You can drag the rectangle on the map to select an area, and you can enlarge this rectangle by moving the "box-size" slider.The sample rate is normally 2, but if you want higher quality, you can drag it to 1. For large areas, it's better to choose a higher sample rate due to the file format.
The options "model scale" and "Vertical Scale Factor" should remain unchanged. The "base height" is the thickness of the base plate, and the "water drop" is the height difference between water and land. Both can be changed as desired, but this is not necessary. Once you are satisfied with the area, the model can be generated and downloaded.
3D to 2D

To prepare the model for laser cutting, the 3D mesh needs to be converted into stacked layers. We use the SlicerforFusion360 extension for this. The extension is free, but Fusion360 is necessary to use the extension, and it is not free for everyone.
Import the model into SlicerforFusion360 and scale the object to the desired dimensions, our model is 200x100mm. Next, specify the properties of the material to be processed, which can be done via the pencil icon in the top left corner.
Create a new material using the "+", and specify the length, width, and thickness of the sheet material. The horizontal and vertical margins are both 5mm, tool diameter and slot offset are not applicable, so both can be set to 0. Now that the material settings are correct, the model can be converted. Go back to the main window and select "stacked slices" under the construction techniques.
Depending on how the model is imported, the orientation of the stacked layers may need to be changed. This can be done by clicking on "slice direction" and rotating the relevant axis in the correct direction.
To avoid unwanted shapes in the result, it is important to remove them. Click on the circle next to "dowels" to make them visible, then manually remove the generated dowels by clicking on the top of the newly appeared dotted lines that run vertically through the model and pressing delete. Once all of these are removed, the model should be completely blue.
In the right window, the generated layers are displayed, which can be exported using the "get plans" button at the bottom left. Export the layers as .EPS to a desired file location.
Final touch in i(llustrator)
The final step is to prepare the .EPS files for laser cutting. Extract the files in the location where the export is saved.It may occur that there are multiple files depending on the number of layers. Open the files individually in Adobe Illustrator.

If the drawing is positioned sideways on the artboard, select everything and rotate the drawing 90 degrees. Then remove the "border" around the drawing. If there are very small parts in the drawing (<5mm), it is recommended to remove them.
The drawing consists of both cutting lines and engraving lines, but both have the wrong color. Select the entire drawing and ungroup the selection once. Then select all the red lines, which can be easily done by selecting one red line and then selecting > Same > Stroke Color. Change all the red lines to a desired color (not blue and not red), we will come back to this shortly. Now select all the blue lines and change them to red.Select all lines that were originally red (which now have a desired color) and change them to blue. Now the engraving lines have been changed to cutting lines and vice versa.

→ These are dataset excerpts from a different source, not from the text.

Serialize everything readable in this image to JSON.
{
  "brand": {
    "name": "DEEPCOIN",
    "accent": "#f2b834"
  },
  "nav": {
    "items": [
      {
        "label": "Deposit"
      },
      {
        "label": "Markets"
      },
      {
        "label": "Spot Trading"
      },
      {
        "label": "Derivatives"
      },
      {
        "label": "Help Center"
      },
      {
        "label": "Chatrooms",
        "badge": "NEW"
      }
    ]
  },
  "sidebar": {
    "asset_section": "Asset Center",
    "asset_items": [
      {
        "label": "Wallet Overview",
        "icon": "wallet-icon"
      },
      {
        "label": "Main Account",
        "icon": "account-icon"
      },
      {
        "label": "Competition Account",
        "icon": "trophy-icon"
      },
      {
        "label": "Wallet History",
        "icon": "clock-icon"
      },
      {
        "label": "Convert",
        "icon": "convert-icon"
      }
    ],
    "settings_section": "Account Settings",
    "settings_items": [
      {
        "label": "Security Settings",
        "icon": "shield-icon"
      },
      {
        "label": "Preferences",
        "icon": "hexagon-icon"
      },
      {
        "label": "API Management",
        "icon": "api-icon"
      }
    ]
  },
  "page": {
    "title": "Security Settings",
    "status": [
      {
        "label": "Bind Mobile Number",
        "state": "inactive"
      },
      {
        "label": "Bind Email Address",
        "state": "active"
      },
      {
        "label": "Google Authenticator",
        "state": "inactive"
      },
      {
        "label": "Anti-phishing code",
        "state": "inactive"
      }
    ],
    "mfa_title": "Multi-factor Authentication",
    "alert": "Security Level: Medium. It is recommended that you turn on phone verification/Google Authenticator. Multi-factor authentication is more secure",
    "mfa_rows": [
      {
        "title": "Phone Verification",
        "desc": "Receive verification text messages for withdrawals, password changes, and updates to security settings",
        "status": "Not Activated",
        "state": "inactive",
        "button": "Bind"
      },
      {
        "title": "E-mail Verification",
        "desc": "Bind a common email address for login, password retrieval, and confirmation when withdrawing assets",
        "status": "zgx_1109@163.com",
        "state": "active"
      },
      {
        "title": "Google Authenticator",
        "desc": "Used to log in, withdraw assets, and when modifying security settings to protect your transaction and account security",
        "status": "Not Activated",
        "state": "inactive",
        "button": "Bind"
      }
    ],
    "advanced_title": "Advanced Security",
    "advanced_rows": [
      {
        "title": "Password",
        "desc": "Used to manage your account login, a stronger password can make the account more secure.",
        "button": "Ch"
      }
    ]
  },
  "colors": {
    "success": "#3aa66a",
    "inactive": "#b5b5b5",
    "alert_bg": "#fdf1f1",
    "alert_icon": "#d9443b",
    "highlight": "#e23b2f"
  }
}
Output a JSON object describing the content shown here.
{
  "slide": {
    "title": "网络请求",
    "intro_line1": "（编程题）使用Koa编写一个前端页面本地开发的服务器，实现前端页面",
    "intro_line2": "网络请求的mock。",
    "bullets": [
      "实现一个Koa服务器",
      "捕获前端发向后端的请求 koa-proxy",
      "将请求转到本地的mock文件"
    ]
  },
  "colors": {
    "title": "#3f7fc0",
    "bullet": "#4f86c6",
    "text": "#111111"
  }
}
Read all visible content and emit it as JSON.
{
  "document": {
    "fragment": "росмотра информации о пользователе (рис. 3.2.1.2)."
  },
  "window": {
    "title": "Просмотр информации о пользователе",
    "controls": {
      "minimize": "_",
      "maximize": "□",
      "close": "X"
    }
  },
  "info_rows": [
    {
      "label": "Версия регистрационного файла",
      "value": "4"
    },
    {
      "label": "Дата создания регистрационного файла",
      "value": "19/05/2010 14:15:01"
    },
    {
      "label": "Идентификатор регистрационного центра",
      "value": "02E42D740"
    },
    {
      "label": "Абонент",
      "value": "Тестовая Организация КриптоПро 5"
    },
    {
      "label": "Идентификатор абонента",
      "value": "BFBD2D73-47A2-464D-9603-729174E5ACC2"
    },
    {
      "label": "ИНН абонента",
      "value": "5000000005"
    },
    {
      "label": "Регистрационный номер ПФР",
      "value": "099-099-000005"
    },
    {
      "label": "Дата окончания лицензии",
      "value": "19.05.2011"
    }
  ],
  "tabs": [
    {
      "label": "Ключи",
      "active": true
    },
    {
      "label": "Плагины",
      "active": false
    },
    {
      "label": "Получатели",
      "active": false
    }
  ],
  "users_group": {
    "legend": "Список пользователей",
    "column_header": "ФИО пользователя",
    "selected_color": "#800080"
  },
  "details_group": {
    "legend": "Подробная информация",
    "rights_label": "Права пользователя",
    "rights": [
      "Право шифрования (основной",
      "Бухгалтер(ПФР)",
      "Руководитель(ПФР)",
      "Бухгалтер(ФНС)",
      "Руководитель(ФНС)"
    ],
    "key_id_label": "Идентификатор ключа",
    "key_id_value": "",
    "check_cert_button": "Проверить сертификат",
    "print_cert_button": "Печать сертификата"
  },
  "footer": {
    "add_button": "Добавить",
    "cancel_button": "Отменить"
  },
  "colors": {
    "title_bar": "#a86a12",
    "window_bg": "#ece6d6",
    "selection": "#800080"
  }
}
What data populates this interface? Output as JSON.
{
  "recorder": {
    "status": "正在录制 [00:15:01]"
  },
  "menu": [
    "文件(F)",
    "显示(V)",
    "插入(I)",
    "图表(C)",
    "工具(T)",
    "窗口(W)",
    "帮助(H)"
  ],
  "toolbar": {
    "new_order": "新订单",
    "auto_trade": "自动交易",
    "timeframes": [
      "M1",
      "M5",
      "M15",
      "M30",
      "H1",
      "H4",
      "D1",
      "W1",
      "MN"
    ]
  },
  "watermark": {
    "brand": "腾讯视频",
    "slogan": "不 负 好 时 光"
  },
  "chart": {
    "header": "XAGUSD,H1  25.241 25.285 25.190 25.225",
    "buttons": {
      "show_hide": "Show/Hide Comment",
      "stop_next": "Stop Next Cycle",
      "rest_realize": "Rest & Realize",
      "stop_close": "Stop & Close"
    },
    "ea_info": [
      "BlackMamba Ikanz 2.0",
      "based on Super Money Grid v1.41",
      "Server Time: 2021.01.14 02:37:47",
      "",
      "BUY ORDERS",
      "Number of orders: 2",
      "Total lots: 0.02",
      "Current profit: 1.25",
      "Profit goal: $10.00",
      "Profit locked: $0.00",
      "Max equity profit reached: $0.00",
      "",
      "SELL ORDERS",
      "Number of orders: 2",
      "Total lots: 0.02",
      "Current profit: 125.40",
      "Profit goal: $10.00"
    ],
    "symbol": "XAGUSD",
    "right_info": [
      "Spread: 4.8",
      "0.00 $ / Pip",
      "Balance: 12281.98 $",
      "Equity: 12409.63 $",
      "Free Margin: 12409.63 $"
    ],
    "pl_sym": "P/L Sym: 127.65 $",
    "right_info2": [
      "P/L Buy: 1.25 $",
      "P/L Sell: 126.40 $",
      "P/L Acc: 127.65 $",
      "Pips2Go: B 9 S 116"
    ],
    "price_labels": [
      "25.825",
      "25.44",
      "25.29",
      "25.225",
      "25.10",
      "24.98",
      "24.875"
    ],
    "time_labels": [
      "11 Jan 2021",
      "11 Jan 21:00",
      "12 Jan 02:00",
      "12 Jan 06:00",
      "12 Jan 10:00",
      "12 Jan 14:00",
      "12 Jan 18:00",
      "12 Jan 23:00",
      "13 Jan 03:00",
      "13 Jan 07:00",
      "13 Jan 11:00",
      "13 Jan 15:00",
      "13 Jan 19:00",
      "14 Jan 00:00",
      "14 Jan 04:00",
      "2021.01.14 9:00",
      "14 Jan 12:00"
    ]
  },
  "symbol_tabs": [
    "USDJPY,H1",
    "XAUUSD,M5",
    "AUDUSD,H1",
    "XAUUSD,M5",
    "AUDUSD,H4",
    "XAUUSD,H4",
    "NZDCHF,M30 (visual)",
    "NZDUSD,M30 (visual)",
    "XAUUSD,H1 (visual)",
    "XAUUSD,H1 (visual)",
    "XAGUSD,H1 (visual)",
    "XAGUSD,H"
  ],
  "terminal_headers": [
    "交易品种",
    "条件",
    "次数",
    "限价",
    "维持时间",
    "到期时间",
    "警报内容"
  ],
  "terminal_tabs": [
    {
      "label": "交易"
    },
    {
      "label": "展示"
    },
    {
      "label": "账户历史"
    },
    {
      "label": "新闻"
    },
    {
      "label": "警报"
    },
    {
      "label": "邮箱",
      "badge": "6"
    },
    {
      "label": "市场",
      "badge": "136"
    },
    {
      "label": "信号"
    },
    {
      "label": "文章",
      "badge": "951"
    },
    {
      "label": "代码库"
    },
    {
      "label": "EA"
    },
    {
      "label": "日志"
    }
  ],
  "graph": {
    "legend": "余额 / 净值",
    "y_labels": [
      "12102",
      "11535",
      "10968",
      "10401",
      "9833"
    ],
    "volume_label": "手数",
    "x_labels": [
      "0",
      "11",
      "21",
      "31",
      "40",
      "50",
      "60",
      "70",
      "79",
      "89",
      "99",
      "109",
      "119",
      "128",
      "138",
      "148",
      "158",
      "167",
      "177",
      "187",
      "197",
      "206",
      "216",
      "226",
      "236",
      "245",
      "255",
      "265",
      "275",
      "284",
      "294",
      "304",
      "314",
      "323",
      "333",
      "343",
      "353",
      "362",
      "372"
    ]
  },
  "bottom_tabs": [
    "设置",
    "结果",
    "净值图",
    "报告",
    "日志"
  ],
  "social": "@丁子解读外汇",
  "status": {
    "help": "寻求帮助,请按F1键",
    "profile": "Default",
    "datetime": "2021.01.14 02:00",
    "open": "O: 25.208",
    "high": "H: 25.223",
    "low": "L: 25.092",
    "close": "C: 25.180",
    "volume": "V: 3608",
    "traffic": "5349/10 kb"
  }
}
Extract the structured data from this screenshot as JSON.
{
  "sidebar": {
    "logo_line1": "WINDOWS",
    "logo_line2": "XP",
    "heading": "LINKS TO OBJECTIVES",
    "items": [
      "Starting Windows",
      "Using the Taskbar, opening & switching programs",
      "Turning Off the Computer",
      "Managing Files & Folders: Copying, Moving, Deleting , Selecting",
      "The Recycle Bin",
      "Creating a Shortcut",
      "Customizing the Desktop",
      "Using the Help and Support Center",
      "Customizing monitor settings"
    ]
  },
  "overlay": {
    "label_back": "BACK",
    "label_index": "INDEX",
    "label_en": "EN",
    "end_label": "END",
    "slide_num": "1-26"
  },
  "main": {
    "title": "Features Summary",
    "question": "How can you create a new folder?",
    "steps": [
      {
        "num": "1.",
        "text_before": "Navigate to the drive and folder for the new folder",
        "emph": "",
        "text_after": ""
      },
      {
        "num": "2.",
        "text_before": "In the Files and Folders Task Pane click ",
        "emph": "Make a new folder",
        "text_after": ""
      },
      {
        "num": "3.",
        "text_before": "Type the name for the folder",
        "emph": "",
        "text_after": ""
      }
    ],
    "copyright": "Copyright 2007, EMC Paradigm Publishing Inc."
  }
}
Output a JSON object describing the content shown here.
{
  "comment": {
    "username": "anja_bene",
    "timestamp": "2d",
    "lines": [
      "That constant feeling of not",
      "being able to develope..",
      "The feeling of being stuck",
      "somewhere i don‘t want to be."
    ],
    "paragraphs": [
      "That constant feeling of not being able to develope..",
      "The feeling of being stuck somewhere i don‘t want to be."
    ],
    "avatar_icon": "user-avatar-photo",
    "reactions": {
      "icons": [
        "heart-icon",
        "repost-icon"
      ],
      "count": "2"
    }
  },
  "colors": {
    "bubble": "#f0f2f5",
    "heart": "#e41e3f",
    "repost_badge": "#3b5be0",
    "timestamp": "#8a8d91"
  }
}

The numbers on the different parts correspond to the order in which the model should be assembled, and the other engraving lines are to align layers correctly during assembly. We recommend finding the last parts (parts with the highest number and probably the smallest size) and removing the number from them, otherwise, it will be visible in the final result. Do the same for auxiliary engraving lines that are under small parts that were previously removed. Select all lines now and set the line thickness to the smallest possible value. Save the file(s).
Laser cutting and assembly
You can have the parts cut immediately by uploading your drawing in our online laser cutting tool. After receiving the parts, you can stack all the layers to ensure there are no errors in the design.
Now the gluing can begin, start with the first layer (base plate) and glue the second plate on it, and so on. Make sure not to glue too close to the edge and press each part firmly onto the other. Also, be careful that the lower layers do not shift when you press the layers together.
Once all the layers are glued, you are done! Depending on the material, you can optionally treat the model with a varnish to ensure it lasts longer, but this is not necessary.